Unlike many ’80s rockers, Great White’s Mark Kendall says he welcomed the ’90s grunge movement
Not every ‘80s rock musician is a fan of the ‘90s grunge that proceeded them, but Great White guitarist Mark Kendall says the rise of grunge in the early ‘90s was a much-needed change. Speaking with My Global Mind webzine, Kendall said he “wasn’t really as bummed out as I thought I should have been” when the grunge movement came in and kicked ‘80s rock and hair metal to the curb.
“I was almost relieved to hear something different, because I really felt that at the end of the ‘80s, it was starting to get watered down,” Kendall said. “It was becoming so predictable. Everybody was writing the same songs with the anthems, and to me, it was just really bad.”

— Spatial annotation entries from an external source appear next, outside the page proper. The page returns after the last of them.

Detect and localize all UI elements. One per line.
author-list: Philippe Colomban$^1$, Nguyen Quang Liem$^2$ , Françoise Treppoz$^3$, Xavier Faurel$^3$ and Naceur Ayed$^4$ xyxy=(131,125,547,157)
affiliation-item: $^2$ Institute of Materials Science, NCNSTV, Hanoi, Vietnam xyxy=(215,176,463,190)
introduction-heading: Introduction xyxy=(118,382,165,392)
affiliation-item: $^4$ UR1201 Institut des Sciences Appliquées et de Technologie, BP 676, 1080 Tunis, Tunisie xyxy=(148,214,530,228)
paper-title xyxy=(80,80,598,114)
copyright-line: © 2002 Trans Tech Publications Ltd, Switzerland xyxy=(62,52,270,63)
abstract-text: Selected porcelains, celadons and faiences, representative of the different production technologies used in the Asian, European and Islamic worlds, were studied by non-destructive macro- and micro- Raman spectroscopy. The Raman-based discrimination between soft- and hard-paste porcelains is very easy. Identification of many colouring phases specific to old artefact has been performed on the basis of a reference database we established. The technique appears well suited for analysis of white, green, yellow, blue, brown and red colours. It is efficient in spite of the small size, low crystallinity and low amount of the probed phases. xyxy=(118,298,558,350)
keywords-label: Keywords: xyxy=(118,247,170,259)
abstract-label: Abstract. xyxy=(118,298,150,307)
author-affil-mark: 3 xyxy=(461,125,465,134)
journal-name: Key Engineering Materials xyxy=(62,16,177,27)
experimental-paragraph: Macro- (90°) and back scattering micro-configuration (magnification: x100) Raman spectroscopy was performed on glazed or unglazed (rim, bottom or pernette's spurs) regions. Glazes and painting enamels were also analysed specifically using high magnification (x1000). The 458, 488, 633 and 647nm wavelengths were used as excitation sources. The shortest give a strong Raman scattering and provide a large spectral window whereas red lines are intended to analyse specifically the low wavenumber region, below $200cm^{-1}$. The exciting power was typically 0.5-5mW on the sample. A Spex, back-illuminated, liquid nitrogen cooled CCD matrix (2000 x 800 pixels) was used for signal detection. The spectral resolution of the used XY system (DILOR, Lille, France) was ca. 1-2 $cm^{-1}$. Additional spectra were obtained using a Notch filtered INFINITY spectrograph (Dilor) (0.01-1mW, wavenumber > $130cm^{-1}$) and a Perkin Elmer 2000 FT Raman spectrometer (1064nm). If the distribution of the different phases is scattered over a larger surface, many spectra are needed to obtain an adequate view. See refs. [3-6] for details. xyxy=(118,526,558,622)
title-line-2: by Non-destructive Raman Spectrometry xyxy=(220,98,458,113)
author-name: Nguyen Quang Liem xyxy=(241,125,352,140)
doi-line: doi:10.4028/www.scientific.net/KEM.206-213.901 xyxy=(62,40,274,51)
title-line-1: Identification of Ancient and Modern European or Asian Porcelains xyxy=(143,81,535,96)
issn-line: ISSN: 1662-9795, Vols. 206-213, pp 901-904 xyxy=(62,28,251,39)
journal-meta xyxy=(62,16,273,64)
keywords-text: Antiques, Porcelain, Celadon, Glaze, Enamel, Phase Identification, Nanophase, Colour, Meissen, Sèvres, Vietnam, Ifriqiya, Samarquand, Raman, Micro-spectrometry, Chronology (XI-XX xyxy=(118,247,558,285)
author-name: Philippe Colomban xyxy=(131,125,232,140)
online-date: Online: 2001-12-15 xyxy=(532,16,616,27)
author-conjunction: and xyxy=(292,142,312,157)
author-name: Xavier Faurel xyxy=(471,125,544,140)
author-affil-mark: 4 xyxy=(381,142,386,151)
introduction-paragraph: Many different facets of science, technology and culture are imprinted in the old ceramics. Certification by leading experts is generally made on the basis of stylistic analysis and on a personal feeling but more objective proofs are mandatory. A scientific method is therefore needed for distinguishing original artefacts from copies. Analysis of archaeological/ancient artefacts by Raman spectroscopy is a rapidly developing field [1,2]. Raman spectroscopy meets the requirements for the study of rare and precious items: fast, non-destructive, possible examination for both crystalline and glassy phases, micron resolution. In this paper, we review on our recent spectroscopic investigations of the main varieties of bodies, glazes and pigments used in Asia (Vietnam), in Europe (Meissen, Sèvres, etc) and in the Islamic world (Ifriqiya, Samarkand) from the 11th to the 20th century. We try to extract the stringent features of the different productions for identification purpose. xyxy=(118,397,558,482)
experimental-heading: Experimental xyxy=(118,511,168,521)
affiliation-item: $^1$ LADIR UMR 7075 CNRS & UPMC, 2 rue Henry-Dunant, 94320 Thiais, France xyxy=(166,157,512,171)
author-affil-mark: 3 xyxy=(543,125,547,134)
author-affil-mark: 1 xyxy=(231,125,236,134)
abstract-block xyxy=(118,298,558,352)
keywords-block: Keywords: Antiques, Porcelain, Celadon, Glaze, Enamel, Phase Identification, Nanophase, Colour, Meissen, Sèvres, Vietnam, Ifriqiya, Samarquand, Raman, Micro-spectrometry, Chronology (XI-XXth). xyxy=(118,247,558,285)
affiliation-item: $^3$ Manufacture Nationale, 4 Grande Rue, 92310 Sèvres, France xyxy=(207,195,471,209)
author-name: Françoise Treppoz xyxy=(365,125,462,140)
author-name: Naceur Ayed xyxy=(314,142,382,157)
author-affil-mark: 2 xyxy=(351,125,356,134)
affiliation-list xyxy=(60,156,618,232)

He added, “I just thought it’s nice to hear this raw music; it was such a welcome change for me. Alice in Chains, for example, I liked. Usually I’m pretty accepting when I hear music that has melody to it and that has some kind of originality. Their songs were maybe a little darker, about how screwed up the world was and doom and gloom, whereas in our era it was all about celebration and girls… Our attitude was to get away from the problem, theirs was to embrace it. And it still sounded good, and there were a lot of good bands that came out in the ‘90s. But it was a dark period for bands of our era because the momentum had shifted towards the newer bands.”
Kendall said that while some ‘80s bands simply stopped playing after grunge came on the scene, Great White still toured, but simply stayed under the radar.
“I was talking with Rudolf Schenker of the Scorpions, and he said that they basically didn’t play in the Nineties, they had a ten-year break almost, because of all the new music. We still played but we were kind of flying under the radar, because so much attention, so much deserved attention was happening with the new bands.”